Бейли проигнорировал мои слова.

– Как так вышло, что вы переключились с обезьяньих костей на трупы?

– И то и другое взаимосвязано. От основной проблемы – биологии скелета – я не ушла.

– Верно, верно.

– Я спросила у вас про ту обезьяну.

– Да-да. Про обезьяну. Собственно, тут почти не о чем рассказывать. – Он потер одной ногой о другую, подался вперед и на что-то посмотрел. – Я пришел однажды утром и обнаружил, что клетка пуста. Возможно, кто-то забыл запереть ее на замок, вот Альса – так звали обезьяну – и сбежала. Она была ужасно умной и отличалась феноменальной ловкостью. Потрясающие у нее были ручки! Мы закрыли все ворота, осмотрели здание, сообщили о пропаже охране кампуса. Но Альсу так и не нашли. А потом я увидел статью в газете.

– А для каких целей вы ее использовали?

– С Альсой работал не я, а одна аспирантка. Меня главным образом интересуют обонятельные системы коммуникации, используемые животными, но я занимаюсь и другими вопросами.

По тому, с какой интонацией Бейли произнес последнюю фразу, я поняла, что о том же самом ему уже доводилось разговаривать сотни раз. Разглагольствования ученых о "моем исследовании" прекрасно мне знакомы. У каждого из нас на случай встреч с новыми людьми, вечеринок и других подобных мероприятий заготовлена упрощенная версия своего проекта.

– Чем занималась та аспирантка?

Я не желала слушать, что интересует самого Бейли.

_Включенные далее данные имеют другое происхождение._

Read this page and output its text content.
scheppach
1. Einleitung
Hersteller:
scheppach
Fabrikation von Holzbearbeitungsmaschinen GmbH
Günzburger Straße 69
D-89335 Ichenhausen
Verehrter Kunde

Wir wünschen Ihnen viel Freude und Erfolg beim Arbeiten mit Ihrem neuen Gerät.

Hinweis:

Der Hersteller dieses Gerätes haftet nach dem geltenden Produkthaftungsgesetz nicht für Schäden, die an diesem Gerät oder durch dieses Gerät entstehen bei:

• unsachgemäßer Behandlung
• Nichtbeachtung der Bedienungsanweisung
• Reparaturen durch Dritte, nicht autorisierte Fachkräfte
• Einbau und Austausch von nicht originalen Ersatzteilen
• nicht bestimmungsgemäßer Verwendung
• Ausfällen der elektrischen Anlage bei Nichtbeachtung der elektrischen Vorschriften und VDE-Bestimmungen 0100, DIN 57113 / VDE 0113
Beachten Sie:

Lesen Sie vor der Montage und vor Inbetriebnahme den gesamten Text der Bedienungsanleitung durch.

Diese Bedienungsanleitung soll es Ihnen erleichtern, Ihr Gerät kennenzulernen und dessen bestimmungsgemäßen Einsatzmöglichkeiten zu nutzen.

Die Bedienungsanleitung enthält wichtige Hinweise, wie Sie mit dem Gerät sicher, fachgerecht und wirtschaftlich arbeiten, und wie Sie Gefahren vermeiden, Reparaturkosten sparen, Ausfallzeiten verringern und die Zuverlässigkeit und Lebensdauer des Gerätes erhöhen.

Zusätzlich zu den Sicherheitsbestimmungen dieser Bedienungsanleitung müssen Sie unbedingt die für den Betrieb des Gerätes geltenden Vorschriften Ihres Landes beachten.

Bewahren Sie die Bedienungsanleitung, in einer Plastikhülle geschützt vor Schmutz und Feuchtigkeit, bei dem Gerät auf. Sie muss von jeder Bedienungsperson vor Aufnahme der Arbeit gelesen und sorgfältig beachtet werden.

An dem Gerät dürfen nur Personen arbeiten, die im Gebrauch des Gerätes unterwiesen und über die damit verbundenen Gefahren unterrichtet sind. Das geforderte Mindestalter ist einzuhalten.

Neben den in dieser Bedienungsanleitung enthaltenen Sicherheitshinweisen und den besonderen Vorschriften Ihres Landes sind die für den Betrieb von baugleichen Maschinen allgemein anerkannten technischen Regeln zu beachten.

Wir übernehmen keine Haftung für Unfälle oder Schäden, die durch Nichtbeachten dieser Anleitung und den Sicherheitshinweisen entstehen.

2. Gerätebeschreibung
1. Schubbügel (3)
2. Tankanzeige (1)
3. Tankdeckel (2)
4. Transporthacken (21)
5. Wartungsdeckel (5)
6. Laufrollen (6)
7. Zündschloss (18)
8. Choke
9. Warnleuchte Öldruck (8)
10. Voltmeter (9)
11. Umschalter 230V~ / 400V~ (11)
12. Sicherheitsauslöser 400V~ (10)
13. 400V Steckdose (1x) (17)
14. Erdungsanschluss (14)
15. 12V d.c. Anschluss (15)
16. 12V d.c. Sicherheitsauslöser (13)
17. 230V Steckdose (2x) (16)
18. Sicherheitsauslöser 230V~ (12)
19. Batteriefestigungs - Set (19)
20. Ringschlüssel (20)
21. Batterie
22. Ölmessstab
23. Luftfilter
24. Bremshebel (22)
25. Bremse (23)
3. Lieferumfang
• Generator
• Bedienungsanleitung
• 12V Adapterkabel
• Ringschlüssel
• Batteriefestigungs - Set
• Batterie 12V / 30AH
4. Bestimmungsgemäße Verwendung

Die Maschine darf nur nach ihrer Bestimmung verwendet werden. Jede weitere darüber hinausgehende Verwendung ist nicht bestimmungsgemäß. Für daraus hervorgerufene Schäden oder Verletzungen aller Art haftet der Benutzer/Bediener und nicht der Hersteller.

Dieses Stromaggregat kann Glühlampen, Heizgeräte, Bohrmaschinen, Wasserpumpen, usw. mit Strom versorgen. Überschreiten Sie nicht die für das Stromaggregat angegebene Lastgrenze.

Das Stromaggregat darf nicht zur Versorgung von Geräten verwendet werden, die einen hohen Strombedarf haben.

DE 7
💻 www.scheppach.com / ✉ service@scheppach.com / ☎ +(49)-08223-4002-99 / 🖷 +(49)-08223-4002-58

Он криво улыбнулся и покачал головой:

– Она занималась языком. Пробовала обучить современного примата овладеть речью. Имя Альса мы дали этой обезьяне не случайно. Это аббревиатура от "л'Аперантисаж де ля Лангдю Сэнж Америкэн". Альса. Мэри-Лиз собиралась дать квебекский ответ Пенни Пэттерсону, а Альсу планировала сделать самой знаменитой южноамериканской обезьяной.

Бейли поднял вверх руку, резко опустил ее и саркастически фыркнул. Я изучающе всмотрелась в его лицо. Оно выглядело не то уставшим, не то удрученным.

– Кто такая Мэри-Лиз?

– Моя бывшая студентка.

– И каких результатов ей удалось достичь?

– Почти никаких, ведь у нее было слишком мало времени. Она не проработала над проектом и пяти месяцев, когда обезьяна исчезла. – Его улыбка сделалась еще более кривой. – А после исчезновения обезьяны она и сама ушла.

– Ушла из университета?

Бейли кивнул.

– Почему?

Он выдержал длинную паузу.

– Мэри-Лиз была способной девочкой. Уверен, она смогла бы стать магистром. Ей нравилось заниматься наукой. Смерть Альсы стала для нее серьезным потрясением, но не думаю, что именно по этой причине она ушла.